Bedside ultrasounds have become more accessible and are used by Emergency Physicians regularly. In the United States, ultrasound training is an integral part of the residency curriculum. Findings from a bedside ultrasound can dictate management priorities and can assist with early intervention, especially in trauma. A positive Focused Assessment with Sonography in Trauma, free fluid in the abdomen or pelvis in an unstable trauma patient, may expedite the patient receiving definitive care in the operating room and avoid unnecessary and prolonged testing. Moreover, residents and faculty members are beginning to use the ultrasound in more than just the trauma patient.

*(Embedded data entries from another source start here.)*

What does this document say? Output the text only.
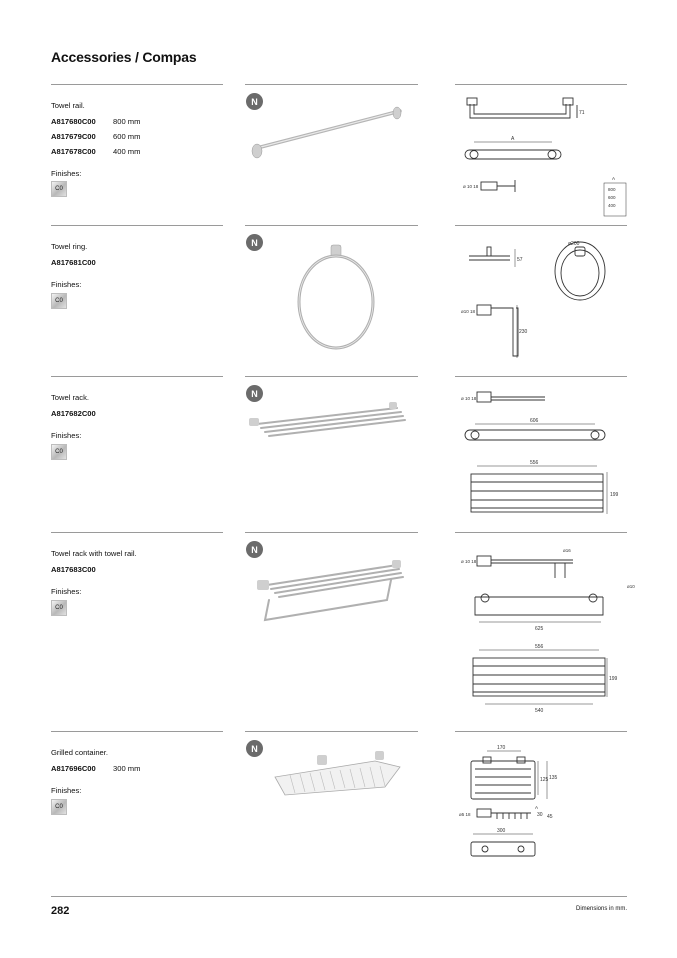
Accessories / Compas
Towel rail.
A817680C00 800 mm
A817679C00 600 mm
A817678C00 400 mm
Finishes:
C0
N
71
A
ø 10 18
A
800
600
400
Towel ring.
A817681C00
Finishes:
C0
N
57
ø200
ø10 18
230
Towel rack.
A817682C00
Finishes:
C0
N	ø 10 18
606
556
199
Towel rack with towel rail.
A817683C00
Finishes:
C0
N	ø16
ø 10 18
ø10
625
556
199
540
Grilled container.
A817696C00 300 mm
Finishes:
C0
N	170
125 135
ø5 18
A
30 45
300
282	Dimensions in mm.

We recently encountered a patient with headache and blurry vision where bedside ultrasound revealed increased ONSD. This led to a CT that showed signs of benign intracranial hypertension. She underwent lumbar puncture in the EC and was discharged home in improved condition. The patient returned to the EC with recurrent headache. Repeat ultrasound showed normal ONSD and patient was treated for presumed post LP headache. Her symptoms improved significantly and we were able to avoid repeating a head CT scan. Different studies have tested the accuracy of ONSD in detecting ICP by comparing the ONSD with direct ICP measurements. A review of these studies showed a sensitivity ranging from 74% to 95% and a specificity of 79–100%. On the other hand, a study by Major et al. reported a sensitivity of 86% and a specificity of 100% when compared to CT scan evidence of raised ICP. In our patient, initial examination showed a symptomatic patient with enlarged ONSD. After placement of a ventriculoperitoneal-shunt, the ONSD diminished with significant symptom improvement. Ultrasound was helpful in both initial evaluation and interval follow up and was a simple, fast adjunct to clinical decision-making.

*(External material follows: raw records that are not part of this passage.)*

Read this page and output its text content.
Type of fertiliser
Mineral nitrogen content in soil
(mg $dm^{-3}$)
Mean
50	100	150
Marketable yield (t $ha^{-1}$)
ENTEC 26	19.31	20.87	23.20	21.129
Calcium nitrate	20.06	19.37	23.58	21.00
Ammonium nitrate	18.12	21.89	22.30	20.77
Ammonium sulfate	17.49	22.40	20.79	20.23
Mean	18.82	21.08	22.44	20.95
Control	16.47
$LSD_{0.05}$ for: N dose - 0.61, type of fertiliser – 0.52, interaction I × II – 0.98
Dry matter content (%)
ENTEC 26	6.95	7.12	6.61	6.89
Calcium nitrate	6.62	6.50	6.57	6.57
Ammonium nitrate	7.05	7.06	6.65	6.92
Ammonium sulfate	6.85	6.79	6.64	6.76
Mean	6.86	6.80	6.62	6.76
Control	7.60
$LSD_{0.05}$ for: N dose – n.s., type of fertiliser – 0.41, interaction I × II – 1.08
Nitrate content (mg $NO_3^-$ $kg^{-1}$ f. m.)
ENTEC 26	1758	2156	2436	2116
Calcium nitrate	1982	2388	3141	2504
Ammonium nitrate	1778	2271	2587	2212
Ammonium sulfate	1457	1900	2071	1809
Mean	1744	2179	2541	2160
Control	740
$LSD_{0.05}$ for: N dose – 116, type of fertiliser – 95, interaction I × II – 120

An alternative for detecting increased ICP is the funduscopic examination. However, unlike bedside ultrasonography, the funduscopic examination requires a cooperative patient and usually dilation of the pupil for better assessment. In addition, papillary oedema or prominence may be interpreted differently by providers based on their experience. This contrasts to ONSD, which is more of an objective measure.

Conclusion

Bedside ultrasound can be a useful tool in the EC in the resource limited setting for early detection of ICP and for interval follow-up. This is supported by the previous studies reporting high sensitivity and specificity of bedside ultrasound for assessment of increased ICP. Residents and other house staff can be easily trained and further large scale studies can be performed in order to evaluate the accuracy and benefits of bedside ultrasound in patients with suspicion for raised ICP.

Conflict of interest

The authors declare no conflict of interest.

Dissemination of results

Findings have been locally disseminated by the authors.

Author contribution

The authors have all contributed equally to the conception of the work; the acquisition, analysis, or interpretation of data; drafting and revising; final approval of the version to be published; and agreed to be accountable for all aspects of the work.